In Kansas City, the most glaring weakness was of course the play of quarterback Trevor Siemian. He has been replaced by Brock Osweiler after three terrible weeks. However, it would take quite the narrow narrative to blame him for all of the Broncos’ sins.
The Broncos’ offense was humiliated at every position. Bennie Fowler dropped a touchdown pass. Demaryius Thomas and Jordan Taylor ran the wrong routes. The offensive line provided, at best, a two-second count before letting Kansas City’s defense run wild (this was actually an improvement from the Chargers game). Jamaal Charles fumbled — on a night when the running game was significantly better.
The continuing problems on offense are primarily due to a lack of talent at almost every position.
In Broncos franchise history, only one quarterback has persevered facing such ineptitude around him.
The answer is not: Siemian, Osweiler, Paxton Lynch, Chad Kelly or Kyle Sloter.
It’s not Tim Tebow.
It’s not even Peyton Manning.
The only guy who would have a chance with this offense is the Duke of Denver himself — John Elway.
Elway was what separated the Broncos from being the modern day Cleveland Browns. When watching highlights and lowlights (like the pre-XXXII Super Bowls), one thing is clear: Elway played much of his career with offensive talent similar to today’s squad.
Seriously, go watch the Drive (1987 AFC Championship Game).
Elway had virtually no help on that drive. The special teams failed him on the kickoff return. The running game could only grind out a few yards and the offensive line couldn’t stop the Cleveland Browns at all. Yet, Elway kept his composure, scrambled and ran. Half of his body was covered in mud. Still, he found a way to will his team to the game-tying touchdown.
Elway has to be thinking about that time. He won with mediocrity here for years, leading the Broncos to three Super Bowls. It’s possible. Of course, he never won a championship until team management built up the talent around him.
The Broncos find themselves in that familiar situation — with an offense that needs its quarterback to carry the load. It’s just that Elway and his scouts put them there.

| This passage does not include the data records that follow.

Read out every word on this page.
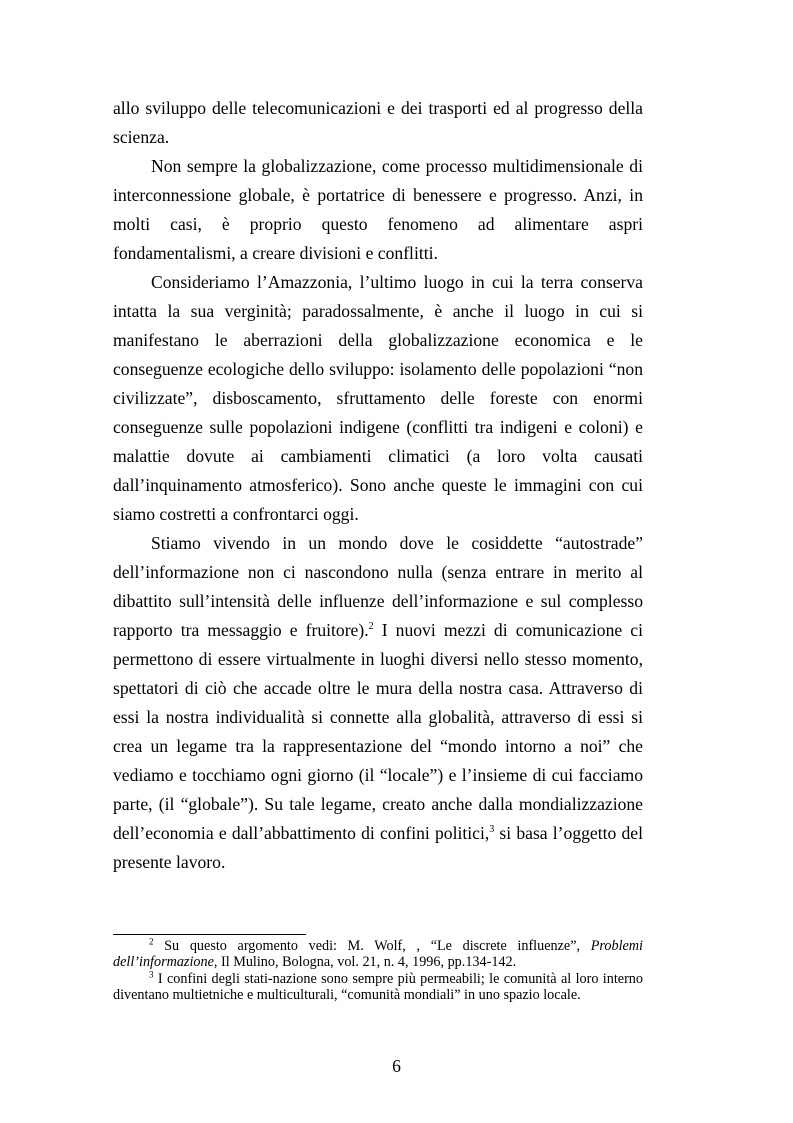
allo sviluppo delle telecomunicazioni e dei trasporti ed al progresso della scienza.

Non sempre la globalizzazione, come processo multidimensionale di interconnessione globale, è portatrice di benessere e progresso. Anzi, in molti casi, è proprio questo fenomeno ad alimentare aspri fondamentalismi, a creare divisioni e conflitti.

Consideriamo l’Amazzonia, l’ultimo luogo in cui la terra conserva intatta la sua verginità; paradossalmente, è anche il luogo in cui si manifestano le aberrazioni della globalizzazione economica e le conseguenze ecologiche dello sviluppo: isolamento delle popolazioni “non civilizzate”, disboscamento, sfruttamento delle foreste con enormi conseguenze sulle popolazioni indigene (conflitti tra indigeni e coloni) e malattie dovute ai cambiamenti climatici (a loro volta causati dall’inquinamento atmosferico). Sono anche queste le immagini con cui siamo costretti a confrontarci oggi.

Stiamo vivendo in un mondo dove le cosiddette “autostrade” dell’informazione non ci nascondono nulla (senza entrare in merito al dibattito sull’intensità delle influenze dell’informazione e sul complesso rapporto tra messaggio e fruitore).$^2$ I nuovi mezzi di comunicazione ci permettono di essere virtualmente in luoghi diversi nello stesso momento, spettatori di ciò che accade oltre le mura della nostra casa. Attraverso di essi la nostra individualità si connette alla globalità, attraverso di essi si crea un legame tra la rappresentazione del “mondo intorno a noi” che vediamo e tocchiamo ogni giorno (il “locale”) e l’insieme di cui facciamo parte, (il “globale”). Su tale legame, creato anche dalla mondializzazione dell’economia e dall’abbattimento di confini politici,$^3$ si basa l’oggetto del presente lavoro.

$^2$ Su questo argomento vedi: M. Wolf, , “Le discrete influenze”, Problemi dell’informazione, Il Mulino, Bologna, vol. 21, n. 4, 1996, pp.134-142.

$^3$ I confini degli stati-nazione sono sempre più permeabili; le comunità al loro interno diventano multietniche e multiculturali, “comunità mondiali” in uno spazio locale.

6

Lessons From Super Bowl XLVIII
The Broncos’ current offense is still a result of the Super Bowl XLVIII loss. Elway built the most prolific passing offense in NFL history. Quarterback Peyton Manning threw double-digit touchdown passes to each of his four top receivers: Demaryius Thomas, Eric Decker, Wes Welker and Julius Thomas in 2013. Then they lost to the Seattle Seahawks, and Elway knew what he had to do.
He needed to build a defense that could win a championship. He went out and spent the money to do that.
That strategy was the main reason the Broncos won Super Bowl 50.
The defense is still of that caliber, but it’s also shifted the focus away from the offense. The offense has continued to erode.
In January, Elway said he wouldn’t take away from assets on defense to fix the offense. It’s true — most of the Broncos’ money is tied up in paying the defense.
It’s just that most of the losing is tied up in the offense. And the Broncos don’t have the quarterback to lead a bad offense. They don’t have John Elway in his prime.
The Woes of the Draft
Of the offensive players Elway has drafted, the only ones making an impact this year are Matt Paradis (sixth round in 2014) and Garett Bolles (first round in 2016). Then there’s Trevor Siemian (seventh round in 2015) and perhaps Brock Osweiler (second round in 2012).
They have a number of players that have not made an impact this year, including most of this year’s draft class (some due to injury). Virgil Green is the only offensive draft pick from Elway’s first three years as GM still on the team except for Osweiler.
The Broncos still hope that Devontae Booker breaks out, but they also used picks on running backs Ronnie Hillman, Montee Ball and De’Angelo Henderson.
The receivers and tight ends from recent drafts have yet to make an impact. The failures drafting offensive linemen bring tears (and pain) to the Broncos’ quarterbacks.
Josh McDaniels drafted Demaryius Thomas. Emmanuel Sanders was a free agent. C.J. Anderson was an undrafted free agent.
It’s not that the Broncos haven’t tried to draft to fix the offense. It’s just that so far they have failed. The fixes have not come from the draft.
If you think the Broncos’ answer at quarterback is on the current roster, you better hope he doesn’t play this year. No one is going to thrive in this offense.
Meanwhile, the Broncos need to start hitting in the draft on offense and hope that they can find some impact players quickly. Because the lopsided field they’re facing right now might be a descent into football darkness for Denver.